Today I'd like to look at two articles that are especially interesting in juxtaposition.
The first is about a study out of the University of New South Wales, where researchers in psychology found that people are largely overconfident about their ability to detect AI-generated human faces. No doubt this confidence comes from the fact that it used to be easier -- AI faces had a slick, animated quality, that for many of us was an immediate red flag that the image wasn't real.
Not anymore.
It's not the Dunning-Kruger effect -- the (now widely disputed) tendency of people to overestimate their competence -- it's more that the quality of AI images has simply improved. Drastically. One thing that makes this study especially interesting is that the research team deliberately included a cohort of people called "super-recognizers" -- people whose ability to remember faces is significantly better than average -- as well as a group of people with ordinary facial recognition ability.
"Up until now, people have been confident of their ability to spot a fake face," said study co-author James Dunn. "But the faces created by the most advanced face-generation systems aren’t so easily detectable anymore... What we saw was that people with average face-recognition ability performed only slightly better than chance. And while super-recognizers performed better than other participants, it was only by a slim margin. What was consistent was people’s confidence in their ability to spot an AI-generated face – even when that confidence wasn’t matched by their actual performance."Generative AI systems produce outputs that are coherent and contextually plausible yet not necessarily anchored in empirical evidence or ground truth. This challenges traditional notions of factuality and prompts a revaluation of what counts as a fact in computational contexts. This paper offers a theoretical examination of AI-generated outputs, employing fact-checking as an epistemic lens. It analyses how three categories of facts – evidence-based facts, interpretative-based facts and rule-based facts – operate in complementary ways, while revealing their limitations when applied to AI-generated content. To address these shortcomings, the paper introduces the concept of emergent facts, drawing on emergence theory in philosophy and complex systems in computer science. Emergent facts arise from the interaction between training data, model architecture, and user prompts; although often plausible, they remain probabilistic, context-dependent, and epistemically opaque.

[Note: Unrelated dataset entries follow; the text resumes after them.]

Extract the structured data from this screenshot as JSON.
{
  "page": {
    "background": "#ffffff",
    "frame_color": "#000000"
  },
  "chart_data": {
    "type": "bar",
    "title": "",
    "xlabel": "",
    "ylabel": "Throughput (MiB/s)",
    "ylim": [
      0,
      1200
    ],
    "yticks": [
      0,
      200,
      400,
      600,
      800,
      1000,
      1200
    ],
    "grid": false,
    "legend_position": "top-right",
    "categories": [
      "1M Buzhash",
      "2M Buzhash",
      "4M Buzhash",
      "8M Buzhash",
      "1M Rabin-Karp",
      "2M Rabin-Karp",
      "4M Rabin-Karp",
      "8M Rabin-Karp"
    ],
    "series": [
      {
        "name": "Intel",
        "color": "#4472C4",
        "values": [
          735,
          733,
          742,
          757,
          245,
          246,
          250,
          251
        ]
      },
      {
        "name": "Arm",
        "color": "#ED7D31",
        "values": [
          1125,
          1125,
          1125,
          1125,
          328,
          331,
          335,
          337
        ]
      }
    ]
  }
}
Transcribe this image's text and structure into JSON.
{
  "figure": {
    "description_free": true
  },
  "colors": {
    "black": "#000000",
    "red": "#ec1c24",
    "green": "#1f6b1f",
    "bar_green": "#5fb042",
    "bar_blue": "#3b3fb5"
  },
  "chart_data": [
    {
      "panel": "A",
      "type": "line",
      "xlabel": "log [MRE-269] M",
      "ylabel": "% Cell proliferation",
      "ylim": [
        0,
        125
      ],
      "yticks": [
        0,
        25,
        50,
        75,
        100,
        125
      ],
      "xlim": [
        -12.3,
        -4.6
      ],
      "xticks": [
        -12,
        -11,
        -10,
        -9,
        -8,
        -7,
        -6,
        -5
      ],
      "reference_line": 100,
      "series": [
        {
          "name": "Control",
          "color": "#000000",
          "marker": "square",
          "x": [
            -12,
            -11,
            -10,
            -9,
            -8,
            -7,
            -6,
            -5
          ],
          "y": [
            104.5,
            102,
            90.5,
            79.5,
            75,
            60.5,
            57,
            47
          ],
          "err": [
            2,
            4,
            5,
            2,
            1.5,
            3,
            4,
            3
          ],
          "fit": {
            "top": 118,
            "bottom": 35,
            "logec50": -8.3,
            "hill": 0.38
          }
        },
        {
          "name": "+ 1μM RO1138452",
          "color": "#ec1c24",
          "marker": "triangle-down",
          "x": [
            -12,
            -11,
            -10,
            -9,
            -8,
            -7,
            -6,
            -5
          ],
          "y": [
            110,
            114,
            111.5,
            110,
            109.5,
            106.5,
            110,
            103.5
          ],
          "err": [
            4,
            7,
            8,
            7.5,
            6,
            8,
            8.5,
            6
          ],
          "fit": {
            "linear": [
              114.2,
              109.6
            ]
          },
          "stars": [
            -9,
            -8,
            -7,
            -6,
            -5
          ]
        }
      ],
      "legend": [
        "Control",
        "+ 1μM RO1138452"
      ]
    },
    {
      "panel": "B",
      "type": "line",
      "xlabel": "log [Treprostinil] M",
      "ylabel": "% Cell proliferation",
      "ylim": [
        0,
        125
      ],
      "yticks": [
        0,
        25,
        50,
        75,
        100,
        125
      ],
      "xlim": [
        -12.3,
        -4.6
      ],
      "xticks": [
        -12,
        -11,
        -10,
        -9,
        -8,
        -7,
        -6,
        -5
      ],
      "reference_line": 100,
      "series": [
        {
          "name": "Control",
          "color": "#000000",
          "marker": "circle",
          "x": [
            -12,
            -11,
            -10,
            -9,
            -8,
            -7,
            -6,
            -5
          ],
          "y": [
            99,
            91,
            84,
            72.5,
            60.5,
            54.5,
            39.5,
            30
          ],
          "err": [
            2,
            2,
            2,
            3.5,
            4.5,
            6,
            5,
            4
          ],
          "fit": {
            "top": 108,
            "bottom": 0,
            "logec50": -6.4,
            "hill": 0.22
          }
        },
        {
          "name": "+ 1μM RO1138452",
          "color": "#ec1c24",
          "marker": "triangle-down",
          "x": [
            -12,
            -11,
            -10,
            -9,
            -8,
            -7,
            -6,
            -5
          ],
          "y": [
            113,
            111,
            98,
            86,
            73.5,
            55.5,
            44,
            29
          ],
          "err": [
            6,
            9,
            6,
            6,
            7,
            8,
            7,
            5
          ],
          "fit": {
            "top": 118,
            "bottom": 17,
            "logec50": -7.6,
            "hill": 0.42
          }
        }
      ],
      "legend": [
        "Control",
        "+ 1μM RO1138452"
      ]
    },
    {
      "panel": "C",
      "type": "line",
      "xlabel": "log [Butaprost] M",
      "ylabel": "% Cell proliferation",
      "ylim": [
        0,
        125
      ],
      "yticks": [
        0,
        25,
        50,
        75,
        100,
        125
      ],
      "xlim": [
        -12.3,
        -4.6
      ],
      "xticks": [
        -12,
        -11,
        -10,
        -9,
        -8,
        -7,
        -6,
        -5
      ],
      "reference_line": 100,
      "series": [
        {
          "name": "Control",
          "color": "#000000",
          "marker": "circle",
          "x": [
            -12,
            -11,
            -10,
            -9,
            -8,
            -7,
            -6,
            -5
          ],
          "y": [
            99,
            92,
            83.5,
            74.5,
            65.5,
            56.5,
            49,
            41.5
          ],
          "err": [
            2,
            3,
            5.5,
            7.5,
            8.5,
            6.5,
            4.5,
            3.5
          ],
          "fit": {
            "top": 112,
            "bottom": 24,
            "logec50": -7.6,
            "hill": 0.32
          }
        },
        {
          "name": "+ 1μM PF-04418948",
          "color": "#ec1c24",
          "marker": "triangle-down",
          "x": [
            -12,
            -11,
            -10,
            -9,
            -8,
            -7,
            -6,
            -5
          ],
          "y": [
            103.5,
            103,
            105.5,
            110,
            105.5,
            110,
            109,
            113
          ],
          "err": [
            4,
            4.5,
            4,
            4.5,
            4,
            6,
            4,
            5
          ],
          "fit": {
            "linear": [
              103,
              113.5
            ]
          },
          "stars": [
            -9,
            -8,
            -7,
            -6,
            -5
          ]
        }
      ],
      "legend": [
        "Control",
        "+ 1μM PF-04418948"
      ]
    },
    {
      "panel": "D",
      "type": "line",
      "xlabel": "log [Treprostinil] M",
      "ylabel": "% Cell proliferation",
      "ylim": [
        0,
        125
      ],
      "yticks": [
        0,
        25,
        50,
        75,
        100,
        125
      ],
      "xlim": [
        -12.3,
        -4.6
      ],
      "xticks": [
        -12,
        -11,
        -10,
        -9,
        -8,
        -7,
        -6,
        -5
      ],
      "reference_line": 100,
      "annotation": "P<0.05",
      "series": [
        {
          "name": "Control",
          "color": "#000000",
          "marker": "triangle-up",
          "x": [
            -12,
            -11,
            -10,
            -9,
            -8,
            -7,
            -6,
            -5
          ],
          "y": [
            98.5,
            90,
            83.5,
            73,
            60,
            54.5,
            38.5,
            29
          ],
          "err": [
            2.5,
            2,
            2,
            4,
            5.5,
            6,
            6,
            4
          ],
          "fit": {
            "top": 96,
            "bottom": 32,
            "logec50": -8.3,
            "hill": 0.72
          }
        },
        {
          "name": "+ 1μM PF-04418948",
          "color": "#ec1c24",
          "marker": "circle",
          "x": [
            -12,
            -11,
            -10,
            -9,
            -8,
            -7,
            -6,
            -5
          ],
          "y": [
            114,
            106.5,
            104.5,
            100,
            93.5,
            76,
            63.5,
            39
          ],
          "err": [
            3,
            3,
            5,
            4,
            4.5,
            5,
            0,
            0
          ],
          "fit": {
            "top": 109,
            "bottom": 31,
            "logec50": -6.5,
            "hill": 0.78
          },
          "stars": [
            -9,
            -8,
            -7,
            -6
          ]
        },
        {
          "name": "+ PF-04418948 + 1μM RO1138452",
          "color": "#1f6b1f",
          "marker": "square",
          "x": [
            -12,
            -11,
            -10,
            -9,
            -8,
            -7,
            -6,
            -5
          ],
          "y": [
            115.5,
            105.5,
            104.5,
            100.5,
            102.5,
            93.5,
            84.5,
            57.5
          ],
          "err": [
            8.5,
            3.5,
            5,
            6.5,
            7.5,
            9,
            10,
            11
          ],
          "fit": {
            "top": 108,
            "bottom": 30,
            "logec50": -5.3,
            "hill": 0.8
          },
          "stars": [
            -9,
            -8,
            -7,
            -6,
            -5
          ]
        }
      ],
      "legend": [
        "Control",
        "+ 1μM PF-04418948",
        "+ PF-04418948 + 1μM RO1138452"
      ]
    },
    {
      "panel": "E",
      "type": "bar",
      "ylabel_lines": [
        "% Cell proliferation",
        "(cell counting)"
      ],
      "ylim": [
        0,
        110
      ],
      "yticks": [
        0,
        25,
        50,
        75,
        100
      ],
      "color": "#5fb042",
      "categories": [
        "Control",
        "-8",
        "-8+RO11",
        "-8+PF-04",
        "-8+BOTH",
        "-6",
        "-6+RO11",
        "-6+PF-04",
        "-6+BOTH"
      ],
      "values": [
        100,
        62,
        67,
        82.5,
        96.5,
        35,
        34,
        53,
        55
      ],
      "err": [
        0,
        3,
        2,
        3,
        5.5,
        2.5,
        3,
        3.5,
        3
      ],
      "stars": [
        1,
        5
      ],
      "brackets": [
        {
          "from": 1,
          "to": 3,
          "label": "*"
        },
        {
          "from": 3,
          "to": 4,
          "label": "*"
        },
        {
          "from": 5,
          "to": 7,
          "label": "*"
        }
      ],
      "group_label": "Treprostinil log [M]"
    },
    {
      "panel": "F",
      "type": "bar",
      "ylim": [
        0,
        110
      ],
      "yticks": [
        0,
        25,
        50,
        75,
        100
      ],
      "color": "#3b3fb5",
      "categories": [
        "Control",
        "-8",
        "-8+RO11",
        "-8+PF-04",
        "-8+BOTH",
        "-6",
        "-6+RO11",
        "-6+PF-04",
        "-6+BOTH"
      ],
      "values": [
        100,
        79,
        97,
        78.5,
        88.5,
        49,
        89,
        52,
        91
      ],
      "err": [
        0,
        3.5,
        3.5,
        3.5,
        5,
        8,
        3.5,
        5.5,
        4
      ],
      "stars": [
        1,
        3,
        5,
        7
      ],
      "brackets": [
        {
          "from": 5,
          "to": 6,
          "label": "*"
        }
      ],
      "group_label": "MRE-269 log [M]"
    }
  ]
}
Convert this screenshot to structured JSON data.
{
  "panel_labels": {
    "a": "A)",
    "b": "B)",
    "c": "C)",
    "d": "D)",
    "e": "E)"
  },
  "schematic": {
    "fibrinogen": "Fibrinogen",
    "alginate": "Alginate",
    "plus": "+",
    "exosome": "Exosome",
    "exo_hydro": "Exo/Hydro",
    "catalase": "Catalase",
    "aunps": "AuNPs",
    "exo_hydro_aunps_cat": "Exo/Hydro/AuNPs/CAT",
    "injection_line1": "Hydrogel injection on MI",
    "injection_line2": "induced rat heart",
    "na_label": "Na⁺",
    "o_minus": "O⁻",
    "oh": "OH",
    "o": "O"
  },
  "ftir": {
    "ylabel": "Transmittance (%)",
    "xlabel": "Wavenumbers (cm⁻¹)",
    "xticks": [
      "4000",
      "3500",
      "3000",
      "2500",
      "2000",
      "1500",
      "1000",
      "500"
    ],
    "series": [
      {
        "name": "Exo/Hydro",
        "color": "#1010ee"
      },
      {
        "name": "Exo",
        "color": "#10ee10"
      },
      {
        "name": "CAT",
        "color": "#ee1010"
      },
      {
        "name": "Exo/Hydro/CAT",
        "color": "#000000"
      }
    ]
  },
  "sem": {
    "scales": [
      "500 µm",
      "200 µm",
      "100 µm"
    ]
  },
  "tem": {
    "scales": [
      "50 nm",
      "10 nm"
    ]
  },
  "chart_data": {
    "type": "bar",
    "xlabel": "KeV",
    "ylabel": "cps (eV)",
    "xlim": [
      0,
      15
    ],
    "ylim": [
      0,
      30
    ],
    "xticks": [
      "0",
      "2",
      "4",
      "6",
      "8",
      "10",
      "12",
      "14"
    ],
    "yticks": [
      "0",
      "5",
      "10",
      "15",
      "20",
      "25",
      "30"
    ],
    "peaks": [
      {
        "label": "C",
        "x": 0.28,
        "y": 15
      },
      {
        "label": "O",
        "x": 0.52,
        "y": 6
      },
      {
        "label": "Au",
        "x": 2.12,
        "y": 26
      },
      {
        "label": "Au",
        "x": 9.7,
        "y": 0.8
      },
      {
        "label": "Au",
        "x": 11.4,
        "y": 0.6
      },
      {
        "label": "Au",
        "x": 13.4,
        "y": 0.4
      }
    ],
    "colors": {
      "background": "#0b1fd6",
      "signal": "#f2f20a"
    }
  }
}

Is it just me, or does the whole "emergent fact" thing remind you of Kellyanne Conway's breezy, "Yes, well, we have alternative facts"?
I mean, evaluating philosophical claims is way above my pay grade, but doesn't "epistemically opaque" mean "it could either be true or false, and we have no way of knowing which?" And if my interpretation is correct, how can the output of a generative AI system even qualify as a "fact" of any kind?
So, we have AI systems that are capable of fooling people in a realm where most of us have a strikingly good, evolutionarily-driven ability -- recognizing what is and what is not a real human face -- and simultaneously, the people who study the meaning of truth are saying straight out that what comes out of large language models is effectively outside the realm of provable truth? It makes sense, given how LLMs work; they're probabilistic sentence generators, using a statistical model to produce sentences that sound good based on a mathematical representation of the text they were trained on. It's unsurprising, I suppose, that they sometimes generate bullshit -- and that it sounds really convincing.
Please tell me I'm not the only one who finds this alarming.
Is this really the future that the techbros want? A morass of AI-generated slop that is so cleverly constructed we can't tell the difference between it and reality?
The most frightening thing, to me, is that it puts a terrifying amount of power in the hands of bad actors who will certainly use AI's capacity to mislead for their own malign purposes. Not only in creating content that is fake and claiming it's real, but the reverse. For example, when photographic and video evidence of Donald Trump's violent pedophilia is made public -- it's only a matter of time -- I guarantee that he will claim that it's an AI-generated hoax.
And considering "emergent facts" and the phenomenal improvement in AI-generated imagery, will it even be possible to prove otherwise? Gone are the days that you could just count the fingers or look for joints bending the wrong way.
I know I've been harping on the whole AI thing a lot lately, and believe me, I wish I didn't have to. I'd much rather write about cool discoveries in astronomy, geology, genetics, and meteorology. But the current developments are so distressing that I feel driven to post about them, hoping that someone is listening who is in a position to put the brakes on.
Otherwise, I fear that we're headed toward a world where telling truth from lies will slide from "difficult" to "impossible" -- and where that will lead, I have no idea. But it's nowhere good.